Für den geistigen und moralischen
Halt der Menschheit genügen
jeweilen drei große leitende Ideen.
Aber sie müssen dumm sein.
C. Spitteler
Es gingen ja nicht nur die Grenzen auf, sondern auch die menschlichen Archive. Aber wer auf das große Palaver gewartet hatte, auf den umfassenden Austausch der Deutschen über ihre Vergangenheit und Zukunft, der wurde – sofern er nicht gerade in berufsmäßig damit befassten Zirkeln mit ihren schnell gestanzten Formeln und Attitüden zu Hause war – schnell eines besseren belehrt: die Kommunikation gefror exakt entlang der Linien, an denen das geflügelte Wort nach dem Mauerfall, jenes komische »Wahnsinn!«, Posten bezogen hatte. So folgte auf den »Wahnsinn!« die Negativphrase von der »Mauer in den Köpfen«, rasch und mörtellos aufgetürmt, mitsamt der ähnlich komischen, aber vielleicht weniger unschuldigen öffentlichen Anweisung: »Die Mauer muss weg!« Sie wich aber nicht, wenigstens nicht in jenen Monaten, die zu Jahren werden sollten, und um das zu begreifen war es ausgesprochen kontraproduktiv, den politischen und ökonomischen Imperialismus des Westens an den schnell gezimmerten Pranger einer neuen Aufklärung nach gewohntem Muster zu stellen. Die Kritik, das attributlose Standardzeichen des westdeutschen Intellektuellenbetriebs, war bereits stumpf geworden und so läutete jene ›Wende‹ neben dem Ende des Staatssozialismus auf europäischem Boden auch das schon bei Sartre vorausgesagte Ende der Intellektuellen ein. Sie begriffen es nur nicht so schnell, sie bevorzugten es, ihre schnell gezimmerten statements als Indikatoren einer situativ gesteigerten Wichtigkeit zu deuten, ohne wissen zu wollen, dass die Bevölkerung weiter war und ihren Ausführungen eher mit mildem Kopfschütteln folgte.
Die Erwartungshaltung Ost mitsamt den Erfahrungen, die sie erst ermöglichte, stößt in diesem Essay auf die Neugier dessen, der, wie so viele, auszog, um sich von den Ereignissen anstecken zu lassen und dabei zu sein, wenn einmal – vermutlich das einzige, jedenfalls das erste Mal innerhalb der eigenen Lebensspanne – das Schicksal der Nation offenlag und alle Parameter einer modernen Gesellschaft neu diskutiert und justiert werden mussten. Dass es nicht dazu kam, war im Frühsommer 1991, als die ersten Texte entstanden, noch keineswegs abzusehen, wohl aber, dass der Weg dahin durch Trümmer verlegt wurde, die bei jedem Versuch, sie beiseite zu räumen, auf unverhältnismäßige Weise nachrollten und das Gelände nur schwerer passierbar machten. Deshalb beschränken sich diese Beobachtungen und Versuche zur Mikroanalyse auf zwei eng begrenzte, unauffällig miteinander verzahnte Gebiete: das neue Ostgefühl der gen Westen Aufgebrochenen und seine indiskreten Auslöser sowie die herrische Attitüde, mit der Teile des westdeutschen Wissenschafts-Establishments die Reurbanisierung ihres östlichen Gegenlagers betreiben zu müssen glaubten. Im – später geschriebenen – Schlussteil rücken dann die Risiken und Tücken der transnational konzipierten Renationalisierung der deutschen Europapolitik in den Blick, wie sie sich in der Folgezeit abzuzeichnen begannen.
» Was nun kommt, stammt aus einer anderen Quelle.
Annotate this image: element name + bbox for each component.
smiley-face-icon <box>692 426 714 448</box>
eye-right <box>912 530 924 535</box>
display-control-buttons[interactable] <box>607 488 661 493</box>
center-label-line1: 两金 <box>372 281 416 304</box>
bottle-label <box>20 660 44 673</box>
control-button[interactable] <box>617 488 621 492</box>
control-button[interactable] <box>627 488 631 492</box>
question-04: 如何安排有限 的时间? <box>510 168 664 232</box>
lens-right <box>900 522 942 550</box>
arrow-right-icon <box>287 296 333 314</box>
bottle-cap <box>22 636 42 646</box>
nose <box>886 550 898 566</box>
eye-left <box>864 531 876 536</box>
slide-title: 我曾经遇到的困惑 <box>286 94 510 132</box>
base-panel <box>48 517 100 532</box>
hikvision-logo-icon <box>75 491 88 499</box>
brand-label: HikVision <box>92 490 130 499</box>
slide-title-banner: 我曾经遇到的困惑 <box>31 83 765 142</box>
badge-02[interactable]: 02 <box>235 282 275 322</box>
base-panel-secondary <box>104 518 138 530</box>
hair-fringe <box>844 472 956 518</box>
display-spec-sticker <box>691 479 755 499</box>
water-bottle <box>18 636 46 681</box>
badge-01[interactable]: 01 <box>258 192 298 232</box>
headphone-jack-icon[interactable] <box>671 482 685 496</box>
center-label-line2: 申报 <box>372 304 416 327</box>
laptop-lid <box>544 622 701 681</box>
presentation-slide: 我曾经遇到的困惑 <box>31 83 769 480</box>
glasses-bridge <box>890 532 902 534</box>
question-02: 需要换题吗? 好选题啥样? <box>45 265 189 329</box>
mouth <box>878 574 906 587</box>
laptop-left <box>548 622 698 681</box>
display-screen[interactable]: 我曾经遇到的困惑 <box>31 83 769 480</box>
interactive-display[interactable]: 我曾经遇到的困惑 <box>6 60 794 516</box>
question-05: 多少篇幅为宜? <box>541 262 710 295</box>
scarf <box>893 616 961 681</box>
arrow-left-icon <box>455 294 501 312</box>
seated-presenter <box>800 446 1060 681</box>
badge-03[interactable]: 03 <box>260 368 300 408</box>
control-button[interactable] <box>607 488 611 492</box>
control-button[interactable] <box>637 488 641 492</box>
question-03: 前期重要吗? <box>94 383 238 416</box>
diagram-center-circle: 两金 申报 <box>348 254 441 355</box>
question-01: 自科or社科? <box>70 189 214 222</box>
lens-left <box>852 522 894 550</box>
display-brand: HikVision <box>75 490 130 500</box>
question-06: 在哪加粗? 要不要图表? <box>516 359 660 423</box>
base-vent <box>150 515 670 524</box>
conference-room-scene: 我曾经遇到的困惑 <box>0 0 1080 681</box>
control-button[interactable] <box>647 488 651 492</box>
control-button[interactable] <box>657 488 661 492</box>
Es war im sonnigen Mai jenes Jahres, ich saß zwischen zwei Seminaren in einem Leipziger Café, das durch eine wacklig gewordene, von niemandem mehr ernst genommene Barriere in zwei Hälften geteilt wurde, auf der anderen Seite der Barriere monologisierte ein Rentner, während er nachdenklich in seinem Kaffee rührte, der darüber kalt werden mochte, und was hörten meine erstaunten Ohren? »Wir müssen nicht mehr in den Westen fahren, der Westen ist jetzt hier. Der Kaffee schmeckt und die Mädchen sehen hübsch aus.« Nie werde ich den sanft singenden Tonfall vergessen. Diesem unbekannten Zeitzeugen ist das Büchlein gewidmet.